Il clan di Ostia facente capo a Carmine Fasciani è mafioso. A sostenerlo è la Sesta Sezione Penale della Cassazione nelle motivazioni con cui spiega perché, il 26 ottobre scorso, ha accolto il ricorso della Procura generale di Roma contro la sentenza d’appello che, il 13 giugno del 2016, aveva fatto cadere l’aggravante mafiosa contro il gruppo criminale. Il procedimento in questione è quello nato dall’inchiesta “Nuova Alba” che, a fine gennaio del 2015, in primo grado aveva comminato a don Carmine e ai suoi sodali oltre 200 anni carcere, poi scesi drasticamente a poco più di 50 proprio in appello perché per i giudici non sussistevano i presupposti per il riconoscimento dell’articolo 416 bis del codice penale.
Ma per i giudici della Suprema Corte quella sentenza “ha violato il precetto penale” espresso dall’articolo citato e, soprattutto, è pervenuta “ad una conclusione contraddittoria quando non, per alcuni rilevanti aspetti, apodittica”. Dalla Cassazione precisano inoltre che il mancato riconoscimento del carattere mafioso del clan, non solo viola la norma incriminatrice, ma è anche palesemente illogico, visto che è lo stesso giudice di secondo grado a dare per “conseguite” le acquisizioni probatorie.

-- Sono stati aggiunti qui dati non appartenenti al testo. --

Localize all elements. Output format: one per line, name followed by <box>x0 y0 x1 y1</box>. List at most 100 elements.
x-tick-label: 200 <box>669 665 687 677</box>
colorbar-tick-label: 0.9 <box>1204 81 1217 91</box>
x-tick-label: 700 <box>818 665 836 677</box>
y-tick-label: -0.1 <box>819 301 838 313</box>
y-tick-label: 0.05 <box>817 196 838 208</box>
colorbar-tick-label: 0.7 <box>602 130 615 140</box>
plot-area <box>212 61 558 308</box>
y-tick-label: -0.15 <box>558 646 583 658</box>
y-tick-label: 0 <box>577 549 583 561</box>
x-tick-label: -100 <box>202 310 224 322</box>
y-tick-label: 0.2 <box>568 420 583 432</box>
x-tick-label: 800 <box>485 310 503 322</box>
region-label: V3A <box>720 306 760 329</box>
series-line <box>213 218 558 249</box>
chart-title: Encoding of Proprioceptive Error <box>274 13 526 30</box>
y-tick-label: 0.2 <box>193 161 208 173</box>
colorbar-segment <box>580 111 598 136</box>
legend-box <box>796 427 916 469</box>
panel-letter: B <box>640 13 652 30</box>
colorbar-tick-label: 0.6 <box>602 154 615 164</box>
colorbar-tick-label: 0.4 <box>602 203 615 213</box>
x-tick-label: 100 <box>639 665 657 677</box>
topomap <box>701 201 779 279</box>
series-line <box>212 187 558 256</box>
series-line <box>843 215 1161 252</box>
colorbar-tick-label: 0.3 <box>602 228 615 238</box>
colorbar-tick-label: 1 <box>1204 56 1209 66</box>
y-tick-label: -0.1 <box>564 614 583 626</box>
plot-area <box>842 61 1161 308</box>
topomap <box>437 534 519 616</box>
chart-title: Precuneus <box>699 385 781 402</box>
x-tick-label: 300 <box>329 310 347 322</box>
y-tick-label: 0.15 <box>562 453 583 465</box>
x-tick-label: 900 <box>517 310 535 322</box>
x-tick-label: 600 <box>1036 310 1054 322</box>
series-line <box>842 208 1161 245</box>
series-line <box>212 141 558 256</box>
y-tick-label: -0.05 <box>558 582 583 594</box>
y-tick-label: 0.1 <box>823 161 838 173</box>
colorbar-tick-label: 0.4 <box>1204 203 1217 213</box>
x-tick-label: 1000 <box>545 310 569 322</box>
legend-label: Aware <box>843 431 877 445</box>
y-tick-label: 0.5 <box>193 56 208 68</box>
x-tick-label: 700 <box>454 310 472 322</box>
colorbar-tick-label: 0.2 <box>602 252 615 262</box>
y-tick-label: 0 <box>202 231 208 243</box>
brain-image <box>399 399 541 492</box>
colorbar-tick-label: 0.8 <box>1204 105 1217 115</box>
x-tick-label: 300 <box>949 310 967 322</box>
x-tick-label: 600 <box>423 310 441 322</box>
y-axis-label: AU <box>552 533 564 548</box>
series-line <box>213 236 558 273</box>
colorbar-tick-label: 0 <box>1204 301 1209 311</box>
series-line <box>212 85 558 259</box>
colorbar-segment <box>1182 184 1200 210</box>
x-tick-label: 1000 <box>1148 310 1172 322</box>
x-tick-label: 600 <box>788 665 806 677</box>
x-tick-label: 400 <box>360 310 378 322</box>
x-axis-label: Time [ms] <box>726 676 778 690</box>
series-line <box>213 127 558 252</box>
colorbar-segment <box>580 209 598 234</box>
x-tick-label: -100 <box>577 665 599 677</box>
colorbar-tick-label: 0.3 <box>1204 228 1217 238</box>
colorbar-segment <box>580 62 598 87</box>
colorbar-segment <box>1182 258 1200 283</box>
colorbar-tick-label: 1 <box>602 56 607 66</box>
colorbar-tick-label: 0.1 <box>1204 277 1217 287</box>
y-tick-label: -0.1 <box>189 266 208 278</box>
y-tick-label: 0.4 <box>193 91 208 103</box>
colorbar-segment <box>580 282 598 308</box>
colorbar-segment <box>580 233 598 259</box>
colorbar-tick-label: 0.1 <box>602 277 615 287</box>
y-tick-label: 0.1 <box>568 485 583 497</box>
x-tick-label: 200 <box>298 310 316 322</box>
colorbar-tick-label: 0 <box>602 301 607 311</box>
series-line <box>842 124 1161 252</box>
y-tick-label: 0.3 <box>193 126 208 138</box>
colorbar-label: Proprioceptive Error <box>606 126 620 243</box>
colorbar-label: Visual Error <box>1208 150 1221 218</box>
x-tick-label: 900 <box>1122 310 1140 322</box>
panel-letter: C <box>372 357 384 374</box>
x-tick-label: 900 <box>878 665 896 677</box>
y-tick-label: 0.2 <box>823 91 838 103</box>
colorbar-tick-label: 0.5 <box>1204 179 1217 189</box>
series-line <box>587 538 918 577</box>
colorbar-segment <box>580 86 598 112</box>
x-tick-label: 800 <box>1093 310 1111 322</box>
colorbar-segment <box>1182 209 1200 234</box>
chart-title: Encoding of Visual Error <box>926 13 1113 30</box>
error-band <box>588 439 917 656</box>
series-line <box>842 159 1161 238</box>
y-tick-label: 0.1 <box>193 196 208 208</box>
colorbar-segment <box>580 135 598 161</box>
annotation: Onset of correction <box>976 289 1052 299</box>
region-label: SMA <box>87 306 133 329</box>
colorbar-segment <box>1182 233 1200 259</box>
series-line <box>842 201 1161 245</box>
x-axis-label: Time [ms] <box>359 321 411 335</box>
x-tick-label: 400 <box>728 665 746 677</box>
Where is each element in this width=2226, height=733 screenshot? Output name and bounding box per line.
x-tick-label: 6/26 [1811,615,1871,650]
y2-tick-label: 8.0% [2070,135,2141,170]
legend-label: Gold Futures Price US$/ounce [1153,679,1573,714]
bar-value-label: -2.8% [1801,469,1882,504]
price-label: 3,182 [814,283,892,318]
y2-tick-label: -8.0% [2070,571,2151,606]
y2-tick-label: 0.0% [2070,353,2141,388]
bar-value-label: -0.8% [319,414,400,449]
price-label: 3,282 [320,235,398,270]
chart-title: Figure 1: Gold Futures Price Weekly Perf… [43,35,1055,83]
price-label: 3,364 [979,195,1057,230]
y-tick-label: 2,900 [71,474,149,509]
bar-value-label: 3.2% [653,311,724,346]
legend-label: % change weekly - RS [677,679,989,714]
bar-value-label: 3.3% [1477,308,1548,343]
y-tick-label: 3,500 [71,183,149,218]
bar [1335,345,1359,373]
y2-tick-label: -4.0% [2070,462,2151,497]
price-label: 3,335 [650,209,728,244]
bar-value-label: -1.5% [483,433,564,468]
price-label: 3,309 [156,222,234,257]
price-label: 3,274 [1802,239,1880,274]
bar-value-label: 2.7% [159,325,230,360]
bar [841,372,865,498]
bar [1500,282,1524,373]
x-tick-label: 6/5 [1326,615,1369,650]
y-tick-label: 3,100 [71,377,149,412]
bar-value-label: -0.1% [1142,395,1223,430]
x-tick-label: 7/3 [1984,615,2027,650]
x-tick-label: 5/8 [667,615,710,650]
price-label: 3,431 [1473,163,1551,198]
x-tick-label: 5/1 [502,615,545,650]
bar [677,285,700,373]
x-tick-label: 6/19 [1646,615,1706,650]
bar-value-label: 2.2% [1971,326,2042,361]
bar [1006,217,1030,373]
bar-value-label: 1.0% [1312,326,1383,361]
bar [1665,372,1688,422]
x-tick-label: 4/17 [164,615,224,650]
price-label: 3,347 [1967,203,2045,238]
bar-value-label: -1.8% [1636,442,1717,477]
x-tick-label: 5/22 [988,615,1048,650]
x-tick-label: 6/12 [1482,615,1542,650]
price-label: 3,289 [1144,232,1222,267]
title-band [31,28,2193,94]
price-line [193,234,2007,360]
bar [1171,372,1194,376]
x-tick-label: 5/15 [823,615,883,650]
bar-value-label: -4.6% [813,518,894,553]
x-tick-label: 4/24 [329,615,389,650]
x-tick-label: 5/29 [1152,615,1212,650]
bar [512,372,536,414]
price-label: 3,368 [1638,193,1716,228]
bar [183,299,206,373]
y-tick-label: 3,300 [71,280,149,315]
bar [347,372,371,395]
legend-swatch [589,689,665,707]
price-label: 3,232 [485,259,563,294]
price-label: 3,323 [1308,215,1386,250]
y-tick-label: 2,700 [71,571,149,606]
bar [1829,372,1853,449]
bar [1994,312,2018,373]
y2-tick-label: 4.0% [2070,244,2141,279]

Ci sarà dunque un nuovo processo d’appello relativamente all’accusa di mafia con la Corte che, “in diversa composizione”, dovrà riesaminare la vicenda partendo proprio dal carattere mafioso del gruppo; si dovrà allora rivalutare “ogni questione” in merito alla partecipazione al clan degli imputati rivalutandone il “relativo grado” all’interno del sodalizio e la “consapevolezza” nel farne parte.
Ci si aspetta quindi che, nell’appello bis, il nuovo collegio giudicante tenga presente che il reato di associazione di stampo mafioso, così come delineato nell’articolo 416 bis, non riguarda solo le grandi “associazioni di mafia ad alto numero di appartenenti, dotate di mezzi finanziari imponenti e in grado di assicurare l’assoggettamento e l’omertà attraverso il terrore e la continua messa in pericolo della vita delle persone”, ma anche gruppi piccoli, composti di almeno tre persone, non necessariamente armate che però sottomettono un determinato territorio o un settore d’attività avvalendosi del metodo dell’intimidazione e con il quale, poi, ottengono omertà e assoggettamento.
La Sesta Sezione, nelle motivazioni, ribadisce l’orientamento giurisprudenziale in caso di mafia non tradizionale, e cioè quello secondo cui affinché si configuri il reato previsto all’articolo 416 bis “la forza intimidatrice espressa dal vincolo associativo può essere diretta a minacciare tanto la vita o l’incolumità personale, quanto, anche o soltanto, le essenziali condizioni esistenziali, economiche o lavorative di specifiche categorie di soggetti, ed il suo riflesso esterno in termini di assoggettamento non deve tradursi necessariamente nel controllo di una determinata area territoriale”. Per la Suprema Corte basta quindi che le organizzazioni rivolgano le proprie mire “a danno dei componenti di una certa collettività, a condizione che si avvalgano di metodi tipicamente mafiosi”.
Per dirla in breve, è come se la Cassazione avesse posto l’accento sulla molteplicità degli aspetti che la mafia può assumere, fermo restando alcuni caratteri essenziali. Perché se è vero che la mafia è camaleontica e sa stare al passo con i tempi, forse è altrettanto vero che le norme devono essere applicate sapendo leggere i mutamenti strategici e sociali.
E siccome le sentenze fanno giurisprudenza, forse quest’ultima potrebbe anche rafforzare le ragioni della Procura di Roma che, poco meno di un mese fa, ha depositato il ricorso contro la sentenza di primo grado di Mafia Capitale che non ha riconosciuto l’associazione mafiosa ai due gruppi guidati da Massimo Carminati e Salvatore Buzzi. “Fare giurisprudenza” non significa certo creare un automatismo, così come accade nei sistemi anglosassoni perché si trasformerebbe in questo caso in una mutuazione inesatta, ma forse Pignatone e i suoi possono guardare al secondo grado con un precedente rilevante.